During his first 8 years, Sovereign democracy, which signified that Russian democracy is an undisputable fact, was Putin’s emblematic deflection of Western criticisms of his authoritarianism. Building on a theme of the West’s malign efforts, Moscow accused the West of orchestrating revolutionary elections of pro-Western governments in Ukraine, Georgia, and Kyrgyzstan and wanted to assure that it does not need second hand manuals on democracy. Starting July 21 2012, civil rights groups that receive foreign contributions have to be designated as “foreign agents”, reminiscent not so much of Cold War espionage as Stalin’s purges. In an effort to consolidate domestic legitimacy, the old narrative returns; as Russia’s last hope, Putin fends off Western boogeymen.
#4: Geopolitical OCD
First, the European Defense Shield rouses the security dilemma for Russia to levels unseen since the Iron Curtain. In the early 1800s, the balance of power was threatened by Napoleon. Towards the early 1900s, it was Germany. During the Cold War, the balance depended on the amount of nuclear warheads on the continent. Today, it is an expanded NATO with an even stronger umbrella that attracts threats of pre-emptive strikes by Russian generals and Putin’s no show at the 2012 NATO Summit.
Second, NATO’s withdrawal from Afghanistan offers Russia a bargaining chip and influence over Central Asia free of American intrusions. Russia’s Ulyanovsk airbase, a transit route for NATO out of Afghanistan, demonstrates the state’s commitment to pragmatic partnership with NATO, a club that does not reciprocate on the Shield. Moreover, the faster NATO is out, the faster Russia can return to imperialism as usual over its near-abroad.
It is a victory for Russia in Kipling’s two century old Great Game. In the 1800s, the Russian and British Empires competed to monopolize the heart of Asia. The Soviet Union lost a battle when it withdrew in 1989, but in 2012, the withdrawing West is admitting defeat. Meanwhile in Kyrgyzstan, an on looking Russian air base in Kant, for which the lease was just extended for 15 years, is seeing the US escorted out of the Manas airbase for which the lease runs out in 2014.

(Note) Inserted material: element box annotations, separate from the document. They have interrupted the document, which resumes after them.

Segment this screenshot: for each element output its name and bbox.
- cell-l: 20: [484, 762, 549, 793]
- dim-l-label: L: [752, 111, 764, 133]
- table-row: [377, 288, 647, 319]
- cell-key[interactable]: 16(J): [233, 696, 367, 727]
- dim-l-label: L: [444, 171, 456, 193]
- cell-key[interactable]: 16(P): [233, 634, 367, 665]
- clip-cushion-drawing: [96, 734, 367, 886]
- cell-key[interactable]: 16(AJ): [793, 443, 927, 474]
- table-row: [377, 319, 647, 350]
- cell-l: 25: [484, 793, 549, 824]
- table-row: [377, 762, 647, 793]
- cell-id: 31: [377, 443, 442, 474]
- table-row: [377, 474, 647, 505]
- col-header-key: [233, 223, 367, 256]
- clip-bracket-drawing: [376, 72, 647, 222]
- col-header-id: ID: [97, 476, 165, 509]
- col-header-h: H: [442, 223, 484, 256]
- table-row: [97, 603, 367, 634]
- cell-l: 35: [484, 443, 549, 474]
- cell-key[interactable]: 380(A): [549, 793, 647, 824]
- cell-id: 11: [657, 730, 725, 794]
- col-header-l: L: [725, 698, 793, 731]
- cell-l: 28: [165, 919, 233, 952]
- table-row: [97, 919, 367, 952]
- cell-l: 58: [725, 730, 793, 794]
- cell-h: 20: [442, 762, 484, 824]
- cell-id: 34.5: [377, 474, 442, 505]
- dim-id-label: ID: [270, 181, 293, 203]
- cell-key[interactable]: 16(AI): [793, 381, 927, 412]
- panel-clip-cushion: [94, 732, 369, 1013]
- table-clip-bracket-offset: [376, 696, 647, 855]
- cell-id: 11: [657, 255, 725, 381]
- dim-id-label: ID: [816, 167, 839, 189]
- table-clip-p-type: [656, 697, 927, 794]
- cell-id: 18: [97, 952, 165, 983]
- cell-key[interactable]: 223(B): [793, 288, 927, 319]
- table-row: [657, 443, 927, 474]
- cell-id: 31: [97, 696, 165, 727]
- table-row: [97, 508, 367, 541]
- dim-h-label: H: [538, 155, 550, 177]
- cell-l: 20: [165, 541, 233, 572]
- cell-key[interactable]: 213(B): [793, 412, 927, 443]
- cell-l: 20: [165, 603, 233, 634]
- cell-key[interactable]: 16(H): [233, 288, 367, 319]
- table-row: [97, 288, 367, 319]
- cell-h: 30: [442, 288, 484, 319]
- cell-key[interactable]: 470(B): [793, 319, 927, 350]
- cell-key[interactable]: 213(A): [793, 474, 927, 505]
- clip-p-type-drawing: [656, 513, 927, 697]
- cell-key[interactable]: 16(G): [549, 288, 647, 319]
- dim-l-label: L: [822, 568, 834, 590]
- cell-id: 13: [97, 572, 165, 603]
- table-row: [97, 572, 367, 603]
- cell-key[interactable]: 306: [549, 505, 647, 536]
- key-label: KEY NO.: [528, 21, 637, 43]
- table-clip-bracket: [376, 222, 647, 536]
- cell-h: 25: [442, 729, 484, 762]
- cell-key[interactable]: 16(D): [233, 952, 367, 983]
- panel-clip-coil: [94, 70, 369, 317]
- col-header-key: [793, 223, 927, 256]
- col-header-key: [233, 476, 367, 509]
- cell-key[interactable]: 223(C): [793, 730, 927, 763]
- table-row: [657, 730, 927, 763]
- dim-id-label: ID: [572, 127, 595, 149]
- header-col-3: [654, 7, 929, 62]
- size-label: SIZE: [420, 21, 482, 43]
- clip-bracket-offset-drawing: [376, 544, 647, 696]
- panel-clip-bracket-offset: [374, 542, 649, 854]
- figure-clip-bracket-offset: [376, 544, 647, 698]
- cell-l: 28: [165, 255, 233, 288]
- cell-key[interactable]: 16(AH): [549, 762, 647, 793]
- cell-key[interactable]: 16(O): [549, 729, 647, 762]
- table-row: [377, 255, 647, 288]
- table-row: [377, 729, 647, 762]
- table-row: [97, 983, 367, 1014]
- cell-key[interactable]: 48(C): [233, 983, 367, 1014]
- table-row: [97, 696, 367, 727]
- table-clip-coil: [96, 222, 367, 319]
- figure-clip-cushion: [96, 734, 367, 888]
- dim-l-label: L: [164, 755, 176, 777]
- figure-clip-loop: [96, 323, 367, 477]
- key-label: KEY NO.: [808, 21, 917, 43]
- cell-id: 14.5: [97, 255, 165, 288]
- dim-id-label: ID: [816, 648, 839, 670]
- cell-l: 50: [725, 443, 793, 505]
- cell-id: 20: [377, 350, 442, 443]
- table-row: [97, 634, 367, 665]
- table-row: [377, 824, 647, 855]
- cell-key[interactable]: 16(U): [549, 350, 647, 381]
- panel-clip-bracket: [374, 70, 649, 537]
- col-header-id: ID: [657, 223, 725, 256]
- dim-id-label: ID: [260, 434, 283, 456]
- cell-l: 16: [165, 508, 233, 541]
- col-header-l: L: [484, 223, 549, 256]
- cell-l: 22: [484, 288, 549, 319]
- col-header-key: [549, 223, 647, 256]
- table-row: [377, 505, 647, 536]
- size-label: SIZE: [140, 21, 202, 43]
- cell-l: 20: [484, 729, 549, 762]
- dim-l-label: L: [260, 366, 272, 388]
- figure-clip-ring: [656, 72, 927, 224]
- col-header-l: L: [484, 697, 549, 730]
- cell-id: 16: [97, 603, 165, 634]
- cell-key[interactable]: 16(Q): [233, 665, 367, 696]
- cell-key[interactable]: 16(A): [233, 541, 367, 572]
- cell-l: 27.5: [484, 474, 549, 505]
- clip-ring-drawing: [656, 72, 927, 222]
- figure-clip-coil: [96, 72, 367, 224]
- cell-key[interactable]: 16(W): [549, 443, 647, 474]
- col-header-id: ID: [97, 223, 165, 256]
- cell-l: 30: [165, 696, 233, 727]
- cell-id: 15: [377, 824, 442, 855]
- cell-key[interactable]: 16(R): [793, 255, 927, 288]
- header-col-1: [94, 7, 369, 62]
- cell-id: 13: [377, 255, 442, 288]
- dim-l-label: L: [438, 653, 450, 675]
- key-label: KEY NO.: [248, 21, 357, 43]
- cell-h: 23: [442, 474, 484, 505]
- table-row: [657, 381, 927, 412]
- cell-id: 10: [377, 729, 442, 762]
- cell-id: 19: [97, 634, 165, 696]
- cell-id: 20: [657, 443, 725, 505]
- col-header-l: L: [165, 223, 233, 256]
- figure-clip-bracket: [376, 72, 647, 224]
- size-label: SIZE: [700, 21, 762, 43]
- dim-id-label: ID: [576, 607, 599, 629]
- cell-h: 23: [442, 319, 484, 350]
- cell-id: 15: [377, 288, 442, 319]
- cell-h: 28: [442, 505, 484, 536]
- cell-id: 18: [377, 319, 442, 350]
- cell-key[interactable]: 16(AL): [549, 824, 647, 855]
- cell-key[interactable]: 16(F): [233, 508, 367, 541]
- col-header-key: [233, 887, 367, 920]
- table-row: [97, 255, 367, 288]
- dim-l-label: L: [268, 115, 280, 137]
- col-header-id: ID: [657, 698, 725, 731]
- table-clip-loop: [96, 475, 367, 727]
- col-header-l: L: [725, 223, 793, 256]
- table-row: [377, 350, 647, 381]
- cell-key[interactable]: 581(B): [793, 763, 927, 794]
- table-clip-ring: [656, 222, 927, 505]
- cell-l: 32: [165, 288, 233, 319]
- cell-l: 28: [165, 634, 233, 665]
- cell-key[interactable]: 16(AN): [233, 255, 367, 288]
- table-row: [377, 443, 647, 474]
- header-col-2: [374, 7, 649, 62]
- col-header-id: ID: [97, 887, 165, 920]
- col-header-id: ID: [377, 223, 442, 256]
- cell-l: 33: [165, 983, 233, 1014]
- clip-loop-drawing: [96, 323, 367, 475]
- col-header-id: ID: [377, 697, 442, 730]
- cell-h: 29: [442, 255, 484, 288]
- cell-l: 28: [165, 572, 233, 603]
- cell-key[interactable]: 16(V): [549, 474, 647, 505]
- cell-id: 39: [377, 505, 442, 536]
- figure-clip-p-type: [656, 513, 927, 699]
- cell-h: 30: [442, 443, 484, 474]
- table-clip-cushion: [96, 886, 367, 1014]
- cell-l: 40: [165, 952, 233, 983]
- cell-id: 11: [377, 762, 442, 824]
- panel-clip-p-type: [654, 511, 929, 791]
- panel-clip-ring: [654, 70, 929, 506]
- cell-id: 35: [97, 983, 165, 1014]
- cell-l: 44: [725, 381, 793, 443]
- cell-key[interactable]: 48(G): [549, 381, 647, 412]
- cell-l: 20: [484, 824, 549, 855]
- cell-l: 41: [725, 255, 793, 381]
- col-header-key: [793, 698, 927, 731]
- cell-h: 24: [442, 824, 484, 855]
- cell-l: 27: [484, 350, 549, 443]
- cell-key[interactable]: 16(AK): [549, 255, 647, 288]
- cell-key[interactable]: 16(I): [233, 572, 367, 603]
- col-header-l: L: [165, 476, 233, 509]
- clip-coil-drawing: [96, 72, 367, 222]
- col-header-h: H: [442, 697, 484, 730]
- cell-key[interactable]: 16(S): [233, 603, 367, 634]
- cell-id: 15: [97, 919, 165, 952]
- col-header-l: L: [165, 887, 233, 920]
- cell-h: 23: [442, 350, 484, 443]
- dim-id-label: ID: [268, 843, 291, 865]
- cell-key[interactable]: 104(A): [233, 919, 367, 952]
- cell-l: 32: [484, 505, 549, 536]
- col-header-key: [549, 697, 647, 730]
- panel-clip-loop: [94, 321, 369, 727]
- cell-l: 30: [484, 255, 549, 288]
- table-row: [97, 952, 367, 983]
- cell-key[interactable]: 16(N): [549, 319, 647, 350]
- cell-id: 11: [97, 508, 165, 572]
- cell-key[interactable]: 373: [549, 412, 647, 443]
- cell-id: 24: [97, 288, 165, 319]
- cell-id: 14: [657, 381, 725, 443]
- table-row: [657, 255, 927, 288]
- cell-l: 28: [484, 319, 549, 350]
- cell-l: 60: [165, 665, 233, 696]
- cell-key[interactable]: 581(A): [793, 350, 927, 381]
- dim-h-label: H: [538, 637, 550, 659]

Lastly, since Peter the Great, Russian expansionism focused on year-round ports at a time when a capable navy equaled superpower status. Russia targeted this problem by fighting Sweden to gain access to the Baltic, by fighting the Tartars and the Turks for access to the Black Sea, rushing through Siberia to build ports on the Pacific, campaigning against the Japanese for Port Arthur on the shores of the Yellow Sea, and in 2010, using gas prices to pressure Ukraine to extend the lease for the Black Sea Fleet’s base in Sevastopol until 2042.
Today, Putin is not interested in letting the Assad regime fall for fear of losing access to Tartus, a Syrian port open to Moscow’s ships since 1971, which reduces Russia’s dependence on the Dardanelles’ NATO gatekeeper, Turkey.
At the Right Place, At the Right Time
Putin was re-elected into an environment on the international arena that has historically made Russia act more assertively. Oil and gas dynamics, a leap in Russia’s integration with the world, a rising tide of liberal interventionism, and the recurrence of historic geopolitical habits are more important determinants of Russian foreign policy than the changes in style at the executive level.
These four leitmotivs are the key to understanding the Russian soul of the two-headed eagle, stuck between East and West, Communism and Capitalism, Autocracy and Democracy, the past and the future.